Catching Errors in JavaScript Promises with a First Level try ... catch

Kirk Ouimet picture Kirk Ouimet · Jul 27, 2014 · Viewed 59.4k times · Source

So, I want my first level catch to be the one that handles the error. Is there anyway to propagate my error up to that first catch?

Reference code, not working (yet):

Promise = require('./framework/libraries/bluebird.js');

function promise() {
    var promise = new Promise(function(resolve, reject) {
        throw('Oh no!');
    });

    promise.catch(function(error) {
        throw(error);
    });
}

try {   
    promise();
}
// I WANT THIS CATCH TO CATCH THE ERROR THROWN IN THE PROMISE
catch(error) {
    console.log('Caught!', error);
}

Answer

Qantas 94 Heavy picture Qantas 94 Heavy · Jul 27, 2014

You cannot use try-catch statements to handle exceptions thrown asynchronously, as the function has "returned" before any exception is thrown. You should instead use the promise.then and promise.catch methods, which represent the asynchronous equivalent of the try-catch statement. (Or use the async/await syntax noted in @Edo's answer.)
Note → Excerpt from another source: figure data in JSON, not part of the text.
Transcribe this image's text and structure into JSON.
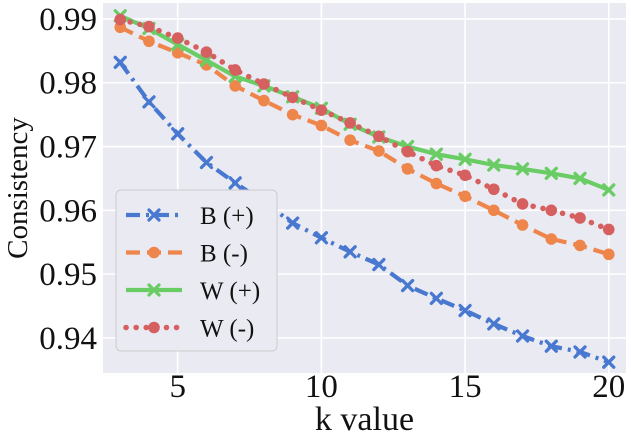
{
  "chart_data": {
    "type": "line",
    "xlabel": "k value",
    "ylabel": "Consistency",
    "xlim": [
      2.4,
      20.6
    ],
    "ylim": [
      0.9345,
      0.9925
    ],
    "xticks": [
      5,
      10,
      15,
      20
    ],
    "yticks": [
      0.94,
      0.95,
      0.96,
      0.97,
      0.98,
      0.99
    ],
    "grid": true,
    "legend_position": "lower-left",
    "colors": {
      "plot_bg": "#EAEAF2",
      "grid": "#ffffff",
      "legend_bg": "#EAEAF2",
      "legend_border": "#cccccc"
    },
    "x": [
      3,
      4,
      5,
      6,
      7,
      8,
      9,
      10,
      11,
      12,
      13,
      14,
      15,
      16,
      17,
      18,
      19,
      20
    ],
    "series": [
      {
        "name": "B (+)",
        "label": "B (+)",
        "color": "#4878D0",
        "marker": "x",
        "dash": "dashdot",
        "values": [
          0.9832,
          0.977,
          0.972,
          0.9675,
          0.9643,
          0.9613,
          0.958,
          0.9557,
          0.9535,
          0.9515,
          0.9482,
          0.9462,
          0.9443,
          0.9422,
          0.9403,
          0.9387,
          0.9378,
          0.9362
        ]
      },
      {
        "name": "B (-)",
        "label": "B (-)",
        "color": "#EE854A",
        "marker": "o",
        "dash": "dashed",
        "values": [
          0.9887,
          0.9865,
          0.9847,
          0.9828,
          0.9795,
          0.9772,
          0.975,
          0.9733,
          0.971,
          0.9693,
          0.9665,
          0.9642,
          0.9622,
          0.96,
          0.9577,
          0.9555,
          0.9545,
          0.9531
        ]
      },
      {
        "name": "W (+)",
        "label": "W (+)",
        "color": "#6ACC64",
        "marker": "x",
        "dash": "solid",
        "values": [
          0.9905,
          0.9885,
          0.986,
          0.9835,
          0.981,
          0.9795,
          0.9778,
          0.976,
          0.9735,
          0.9715,
          0.97,
          0.9688,
          0.968,
          0.9671,
          0.9665,
          0.9658,
          0.965,
          0.9632
        ]
      },
      {
        "name": "W (-)",
        "label": "W (-)",
        "color": "#D65F5F",
        "marker": "o",
        "dash": "dotted",
        "values": [
          0.9899,
          0.9888,
          0.987,
          0.9848,
          0.982,
          0.9798,
          0.9777,
          0.9757,
          0.9737,
          0.9716,
          0.9692,
          0.967,
          0.9655,
          0.9633,
          0.961,
          0.96,
          0.9588,
          0.957
        ]
      }
    ]
  }
}
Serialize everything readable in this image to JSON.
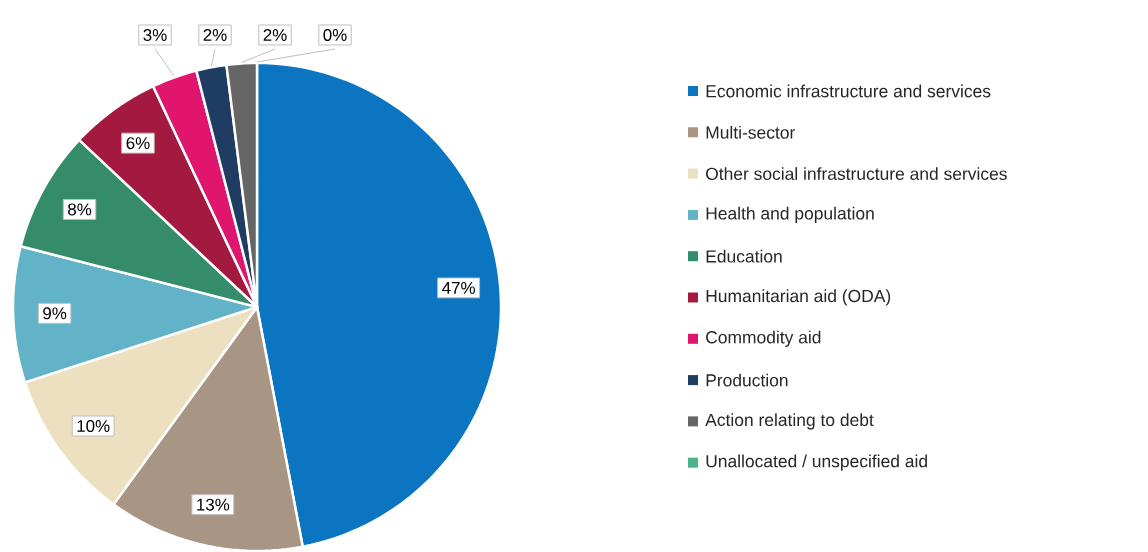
{
  "chart_data": {
    "type": "pie",
    "categories": [
      "Economic infrastructure and services",
      "Multi-sector",
      "Other social infrastructure and services",
      "Health and population",
      "Education",
      "Humanitarian aid (ODA)",
      "Commodity aid",
      "Production",
      "Action relating to debt",
      "Unallocated / unspecified aid"
    ],
    "values": [
      47,
      13,
      10,
      9,
      8,
      6,
      3,
      2,
      2,
      0
    ],
    "value_labels": [
      "47%",
      "13%",
      "10%",
      "9%",
      "8%",
      "6%",
      "3%",
      "2%",
      "2%",
      "0%"
    ],
    "colors": [
      "#0b75c2",
      "#a89583",
      "#ede0c0",
      "#62b3c7",
      "#358c6a",
      "#a3193f",
      "#e0166e",
      "#1f3d63",
      "#666666",
      "#4db38a"
    ],
    "legend": "right"
  }
}
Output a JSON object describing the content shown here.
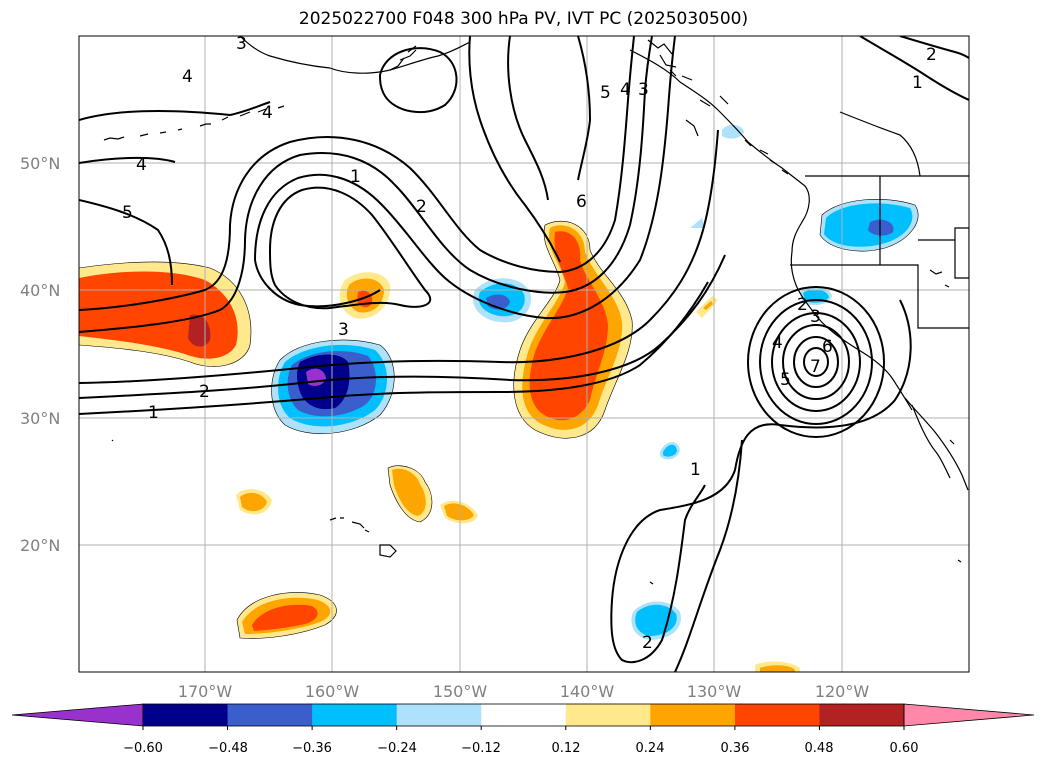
{
  "title": "2025022700 F048 300 hPa PV, IVT PC (2025030500)",
  "map": {
    "lat_labels": [
      "50°N",
      "40°N",
      "30°N",
      "20°N"
    ],
    "lon_labels": [
      "170°W",
      "160°W",
      "150°W",
      "140°W",
      "130°W",
      "120°W"
    ],
    "gridlines": true,
    "contour_field": "IVT PC",
    "shaded_field": "300 hPa PV",
    "contour_labels": [
      "3",
      "4",
      "4",
      "4",
      "5",
      "1",
      "2",
      "3",
      "2",
      "1",
      "6",
      "5",
      "4",
      "3",
      "1",
      "2",
      "1",
      "2",
      "3",
      "4",
      "5",
      "6",
      "7",
      "2"
    ]
  },
  "colorbar": {
    "ticks": [
      "−0.60",
      "−0.48",
      "−0.36",
      "−0.24",
      "−0.12",
      "0.12",
      "0.24",
      "0.36",
      "0.48",
      "0.60"
    ],
    "colors": [
      "#9932cc",
      "#00008b",
      "#3a5fcd",
      "#00bfff",
      "#aee2fa",
      "#ffffff",
      "#ffe98c",
      "#ffa500",
      "#ff4500",
      "#b22222",
      "#ff88aa"
    ],
    "extend": "both"
  }
}
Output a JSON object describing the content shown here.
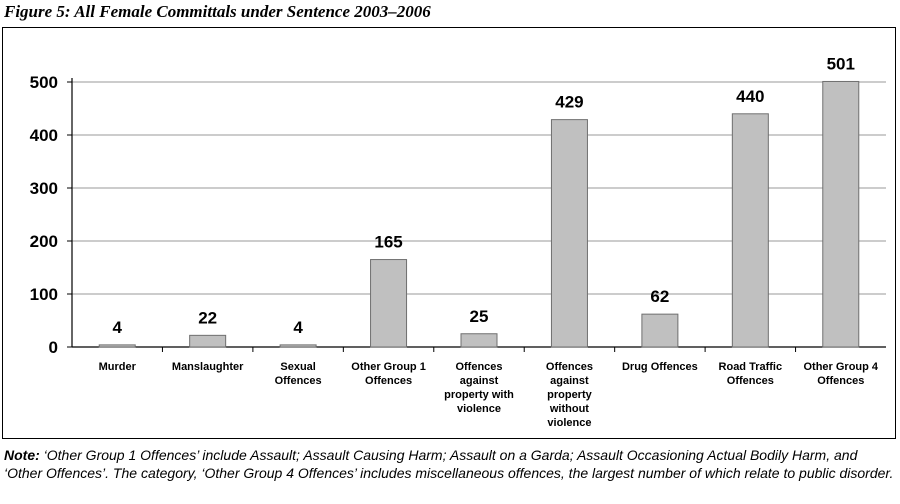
{
  "figure_title": "Figure 5: All Female Committals under Sentence 2003–2006",
  "note": {
    "label": "Note:",
    "text": " ‘Other Group 1 Offences’ include Assault; Assault Causing Harm; Assault on a Garda; Assault Occasioning Actual Bodily Harm, and ‘Other Offences’. The category, ‘Other Group 4 Offences’ includes miscellaneous offences, the largest number of which relate to public disorder."
  },
  "chart_data": {
    "type": "bar",
    "title": "",
    "xlabel": "",
    "ylabel": "",
    "ylim": [
      0,
      500
    ],
    "yticks": [
      0,
      100,
      200,
      300,
      400,
      500
    ],
    "grid": true,
    "categories": [
      [
        "Murder"
      ],
      [
        "Manslaughter"
      ],
      [
        "Sexual",
        "Offences"
      ],
      [
        "Other Group 1",
        "Offences"
      ],
      [
        "Offences",
        "against",
        "property with",
        "violence"
      ],
      [
        "Offences",
        "against",
        "property",
        "without",
        "violence"
      ],
      [
        "Drug Offences"
      ],
      [
        "Road Traffic",
        "Offences"
      ],
      [
        "Other Group 4",
        "Offences"
      ]
    ],
    "values": [
      4,
      22,
      4,
      165,
      25,
      429,
      62,
      440,
      501
    ],
    "data_labels": [
      "4",
      "22",
      "4",
      "165",
      "25",
      "429",
      "62",
      "440",
      "501"
    ],
    "colors": {
      "bar": "#c0c0c0",
      "bar_stroke": "#6f6f6f",
      "grid": "#9a9a9a"
    }
  }
}
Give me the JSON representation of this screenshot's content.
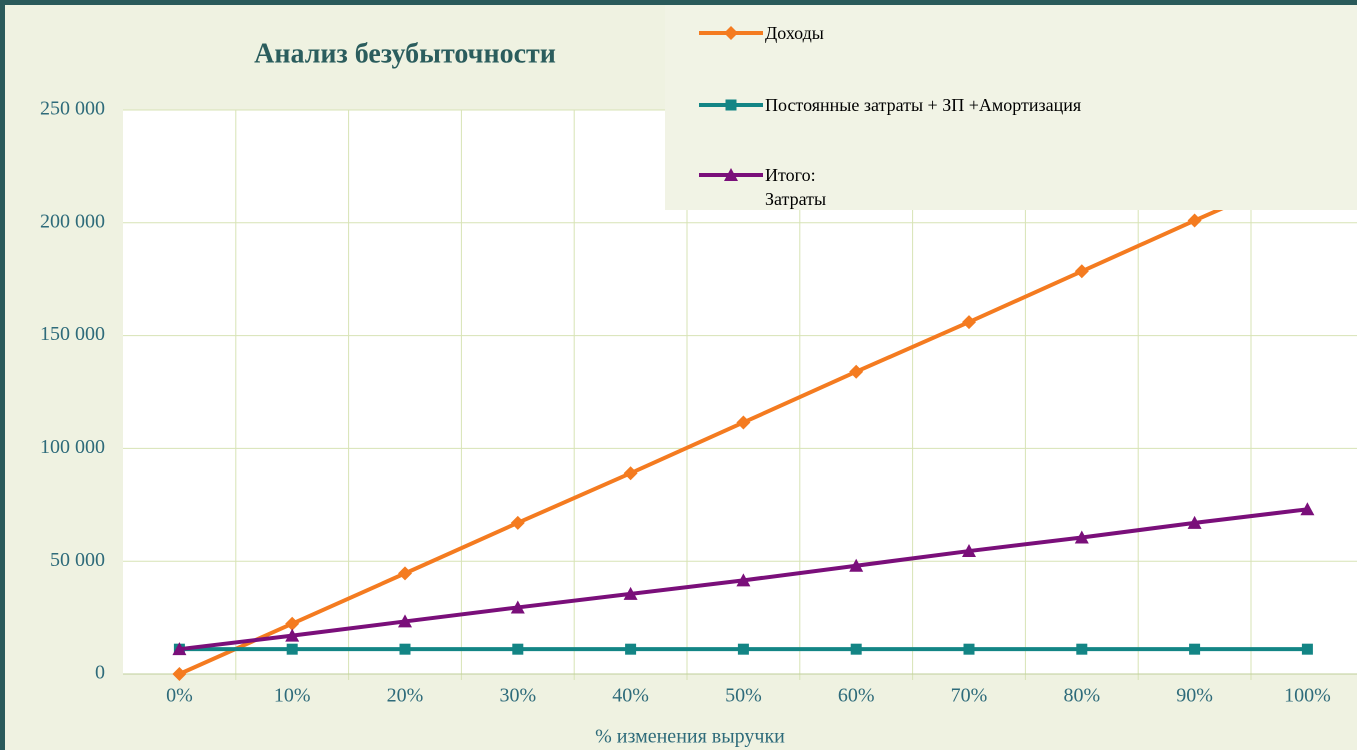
{
  "chart_data": {
    "type": "line",
    "title": "Анализ безубыточности",
    "x_label": "% изменения выручки",
    "categories": [
      "0%",
      "10%",
      "20%",
      "30%",
      "40%",
      "50%",
      "60%",
      "70%",
      "80%",
      "90%",
      "100%"
    ],
    "series": [
      {
        "name": "Доходы",
        "color": "#f47b20",
        "marker": "diamond",
        "values": [
          0,
          22300,
          44600,
          67000,
          89000,
          111500,
          134000,
          156000,
          178500,
          201000,
          223000
        ]
      },
      {
        "name": "Постоянные  затраты + ЗП +Амортизация",
        "color": "#138585",
        "marker": "square",
        "values": [
          11000,
          11000,
          11000,
          11000,
          11000,
          11000,
          11000,
          11000,
          11000,
          11000,
          11000
        ]
      },
      {
        "name": "Итого:\nЗатраты",
        "color": "#7a0f7a",
        "marker": "triangle",
        "values": [
          11000,
          17000,
          23300,
          29500,
          35500,
          41500,
          48000,
          54500,
          60500,
          67000,
          73000
        ]
      }
    ],
    "ylim": [
      0,
      250000
    ],
    "yticks": [
      {
        "value": 0,
        "label": "0"
      },
      {
        "value": 50000,
        "label": "50 000"
      },
      {
        "value": 100000,
        "label": "100 000"
      },
      {
        "value": 150000,
        "label": "150 000"
      },
      {
        "value": 200000,
        "label": "200 000"
      },
      {
        "value": 250000,
        "label": "250 000"
      }
    ],
    "grid": true,
    "legend": "top-right"
  }
}
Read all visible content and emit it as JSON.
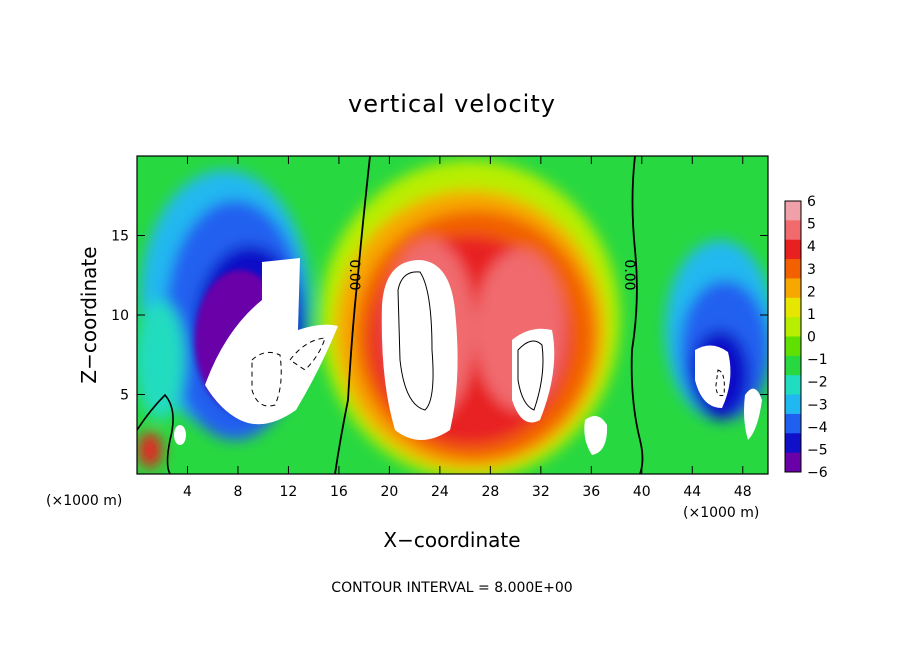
{
  "chart_data": {
    "type": "heatmap",
    "title": "vertical velocity",
    "xlabel": "X−coordinate",
    "ylabel": "Z−coordinate",
    "x_unit": "(×1000 m)",
    "z_unit": "(×1000 m)",
    "footer": "CONTOUR INTERVAL = 8.000E+00",
    "xlim": [
      0,
      50
    ],
    "ylim": [
      0,
      20
    ],
    "x_ticks": [
      4,
      8,
      12,
      16,
      20,
      24,
      28,
      32,
      36,
      40,
      44,
      48
    ],
    "y_ticks": [
      5,
      10,
      15
    ],
    "colorbar": {
      "range": [
        -6,
        6
      ],
      "ticks": [
        "6",
        "5",
        "4",
        "3",
        "2",
        "1",
        "0",
        "−1",
        "−2",
        "−3",
        "−4",
        "−5",
        "−6"
      ],
      "colors": [
        "#f0a0a8",
        "#f06a6e",
        "#e82020",
        "#f26000",
        "#f7a800",
        "#e6e600",
        "#b8ee00",
        "#60e000",
        "#28d840",
        "#20dcc0",
        "#20b8f0",
        "#2060f0",
        "#1010c8",
        "#6a00a8"
      ]
    },
    "contour_labels": [
      "0.00",
      "0.00"
    ],
    "features": [
      {
        "label": "downdraft",
        "x_center": 10,
        "z_center": 9,
        "value": -7
      },
      {
        "label": "updraft",
        "x_center": 24,
        "z_center": 10,
        "value": 9
      },
      {
        "label": "updraft",
        "x_center": 31,
        "z_center": 7,
        "value": 8
      },
      {
        "label": "downdraft",
        "x_center": 46,
        "z_center": 6,
        "value": -6
      }
    ]
  }
}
What you need to do is to return the promise, then chain another .catch to it:

function promise() {
    var promise = new Promise(function(resolve, reject) {
        throw('Oh no!');
    });

    return promise.catch(function(error) {
        throw(error);
    });
}

promise().catch(function(error) {
    console.log('Caught!', error);
});

Promises are chainable, so if a promise rethrows an error, it will be delegated down to the next .catch.

By the way, you don't need to use parentheses around throw statements (throw a is the same as throw(a)).